Jakarta, Gatra.com - Kuasa hukum terdakwa Paryoto, Wardaniman Larosa, mengaku kecewa karena majelis hakim Pengadilan Negeri Jakarta Timur (PN Jaktim) yang diketuai Syafrudin A Rafiek, menolak mendengarkan keterangan saksi ahli yang diajukan pihaknya di persidangan.
"Kami tim kuasa hukum Paryoto sangat menyayangkan tindakan penolakan tersebut," katanya dalam keterangan tertulis, Selasa (3/11).
Wardaniman menyampaikan, pihaknya menghadirkan saksi ahli Iing R. Sodikin dari Tenaga Ahli Kementerian ATR, agar perkara hukum pemalsuan akta tanah yang didakwakan kepada kliennya ini menjadi terang benderang.
"Beliau ditugaskan Pak Menteri langsung untuk membuat terang suatu peristiwa hukum yang melibatkan Pak Paryoto selaku mantan pegawai kantor pertanahan Jakarta Timur," ujarnya.
Selain menyayangkan hal tersebut, Wardaniman juga mempertanyakan soal pihak Kepolisian dan Kejaksaan tidak membeberkan hasil investigasi sengketa tanah yang mengantarkan kaliennya menjadi pesakitan. Menurutnya, ini merupakan bukti utama dalam perkara kliennya.
Wardaniman angkat bicara menanggapi pemberitaan sebelumnya, kalau hasil investigasi dibeberkan, kliennya tidak seharusnya menjadi pesakitan dalam kasus ini.

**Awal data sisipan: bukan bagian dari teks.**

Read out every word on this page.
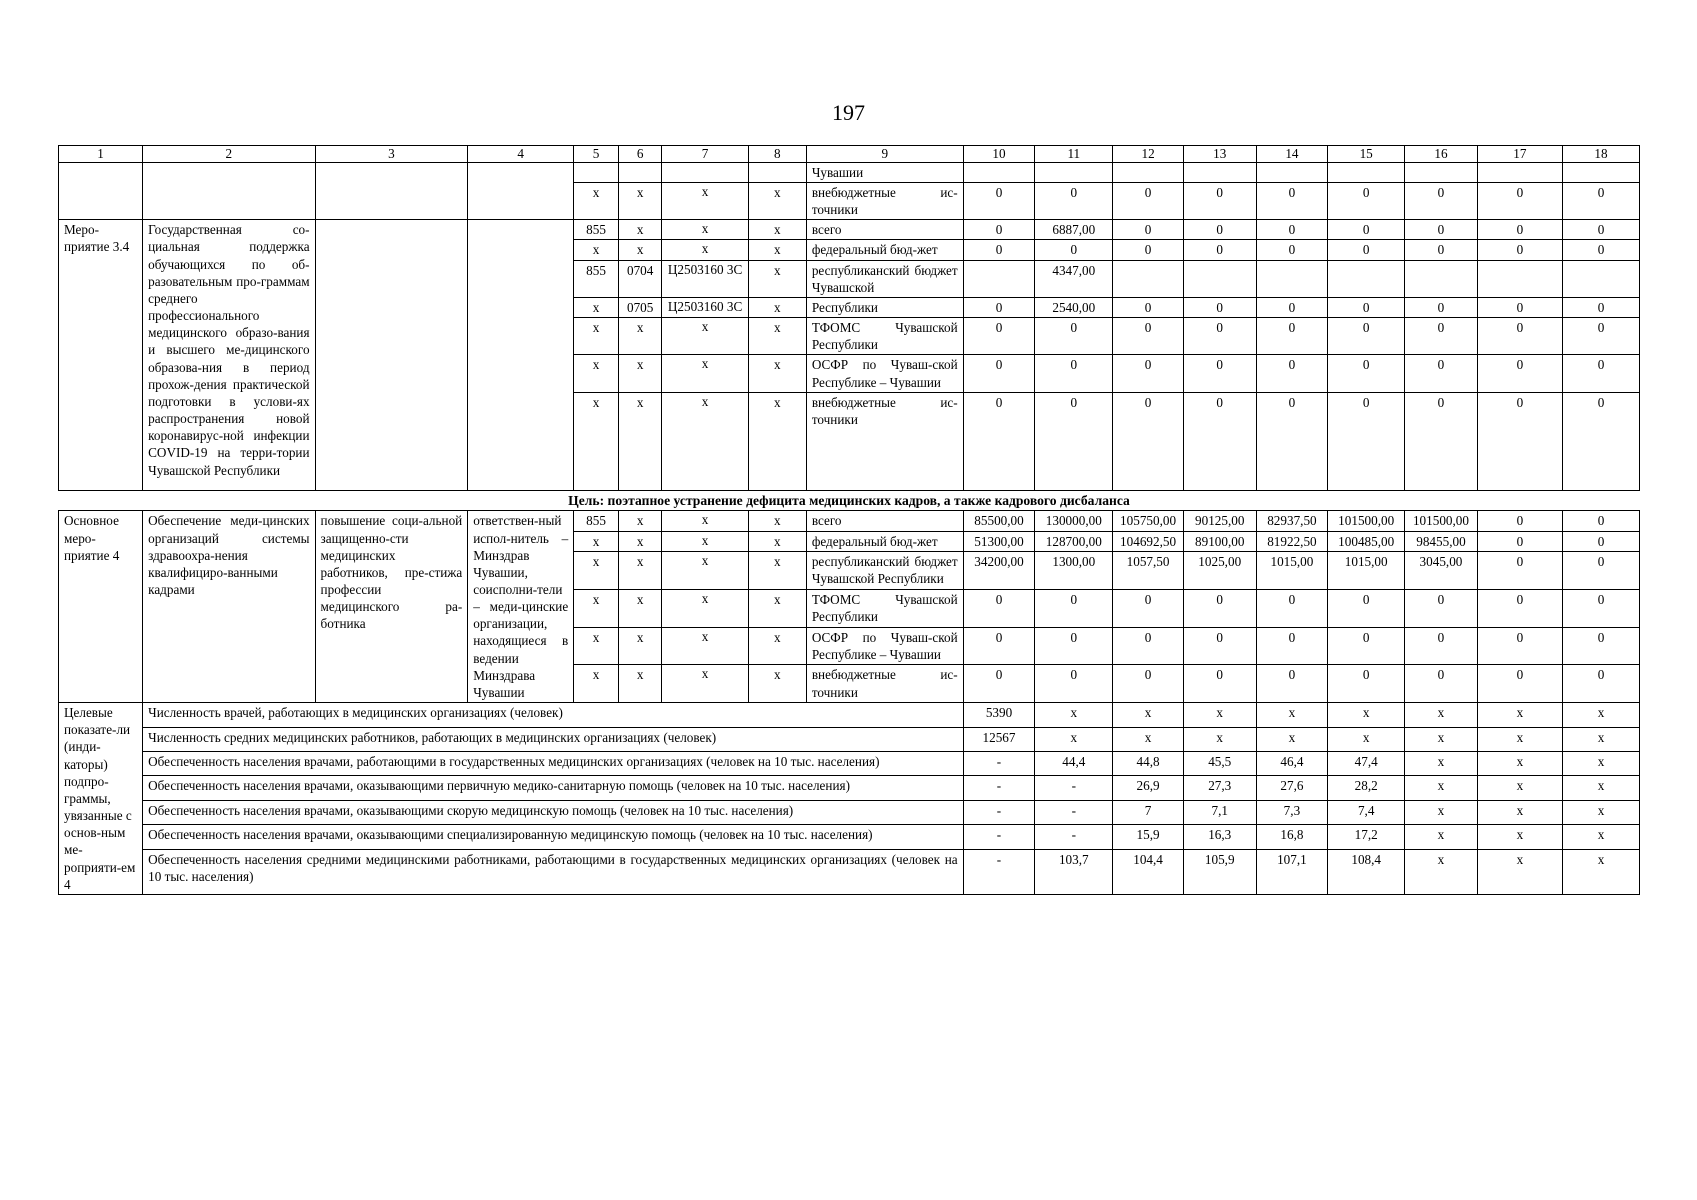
197
1	2	3	4	5	6	7	8	9	10	11	12	13	14	15	16	17	18
								Чувашии									
				х	х	х	х	внебюджетные ис-точники	0	0	0	0	0	0	0	0	0
Меро-приятие 3.4	Государственная со-циальная поддержка обучающихся по об-разовательным про-граммам среднего профессионального медицинского образо-вания и высшего ме-дицинского образова-ния в период прохож-дения практической подготовки в услови-ях распространения новой коронавирус-ной инфекции COVID-19 на терри-тории Чувашской Республики			855	х	х	х	всего	0	6887,00	0	0	0	0	0	0	0
				х	х	х	х	федеральный бюд-жет	0	0	0	0	0	0	0	0	0
				855	0704	Ц2503160 3С	х	республиканский бюджет Чувашской		4347,00							
				х	0705	Ц2503160 3С	х	Республики	0	2540,00	0	0	0	0	0	0	0
				х	х	х	х	ТФОМС Чувашской Республики	0	0	0	0	0	0	0	0	0
				х	х	х	х	ОСФР по Чуваш-ской Республике – Чувашии	0	0	0	0	0	0	0	0	0
				х	х	х	х	внебюджетные ис-точники	0	0	0	0	0	0	0	0	0
Цель: поэтапное устранение дефицита медицинских кадров, а также кадрового дисбаланса																	
Основное меро-приятие 4	Обеспечение меди-цинских организаций системы здравоохра-нения квалифициро-ванными кадрами	повышение соци-альной защищенно-сти медицинских работников, пре-стижа профессии медицинского ра-ботника	ответствен-ный испол-нитель – Минздрав Чувашии, соисполни-тели – меди-цинские организации, находящиеся в ведении Минздрава Чувашии	855	х	х	х	всего	85500,00	130000,00	105750,00	90125,00	82937,50	101500,00	101500,00	0	0
				х	х	х	х	федеральный бюд-жет	51300,00	128700,00	104692,50	89100,00	81922,50	100485,00	98455,00	0	0
				х	х	х	х	республиканский бюджет Чувашской Республики	34200,00	1300,00	1057,50	1025,00	1015,00	1015,00	3045,00	0	0
				х	х	х	х	ТФОМС Чувашской Республики	0	0	0	0	0	0	0	0	0
				х	х	х	х	ОСФР по Чуваш-ской Республике – Чувашии	0	0	0	0	0	0	0	0	0
				х	х	х	х	внебюджетные ис-точники	0	0	0	0	0	0	0	0	0
Целевые показате-ли (инди-каторы) подпро-граммы, увязанные с основ-ным ме-роприяти-ем 4	Численность врачей, работающих в медицинских организациях (человек)								5390	х	х	х	х	х	х	х	х
	Численность средних медицинских работников, работающих в медицинских организациях (человек)								12567	х	х	х	х	х	х	х	х
	Обеспеченность населения врачами, работающими в государственных медицинских организациях (человек на 10 тыс. населения)								-	44,4	44,8	45,5	46,4	47,4	х	х	х
	Обеспеченность населения врачами, оказывающими первичную медико-санитарную помощь (человек на 10 тыс. населения)								-	-	26,9	27,3	27,6	28,2	х	х	х
	Обеспеченность населения врачами, оказывающими скорую медицинскую помощь (человек на 10 тыс. населения)								-	-	7	7,1	7,3	7,4	х	х	х
	Обеспеченность населения врачами, оказывающими специализированную медицинскую помощь (человек на 10 тыс. населения)								-	-	15,9	16,3	16,8	17,2	х	х	х
	Обеспеченность населения средними медицинскими работниками, работающими в государственных медицинских организациях (человек на 10 тыс. населения)								-	103,7	104,4	105,9	107,1	108,4	х	х	х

Pasalnya, lanjut dia, Paryoto hanya seorang juru ukur dari kantor BPN Jaktim yang melaksanakan tugas dari atasannya, yakni melakukan pengukuran tanah di kawasan Cakung Barat. "Saya yakin bahwa klien kami merupakan korban dari atasannya."
Setelah melakukan tugas tersebut, kata Wardaniman, kliennya malah ditetapkan sebagai tersangka kasus dugaan pemalsuan akta tanah seluas 5,2 hektare yang disengketakan Abdul Halim dan Benny Simon Tabalajun.
Menurut dia, harusnya atasan kliennya yang terlebih dahulu dimintai pertanggungjawaban hukum. "Nyatanya kepala kantor sama sekali tidak diseret ke pengadilan," ujarnya.
Wardaniman juga berpendapat bahwa perkara yang dituduhkan kepada kliennya harusnya bukan ranah perkara hukum pidana, karena merupakan hukum administrasi karena berkaitan dengan pengukuran tanah.
"Kasus ini berkaitan pengukuran tanah dan bukan persoalan hukum tindak pidana pemalsuan surat, karena tidak ada satu surat pun yang dipalsukan oleh pak Paryoto," ujarnya.
Ia juga mengungkapkan bahwa perkara sengketa tanah ini sempat bergulir di Pengadilan Tata Usaha Negara (PTUN) Jakarta, Pengadilan Tinggi Tata Usaha Negara DKI Jakarta, dan Mahkamah Agung. Putusannya, SHGB milik keluarga Tabalujan adalah sah, mengikat, dan memiliki kekuatan hukum.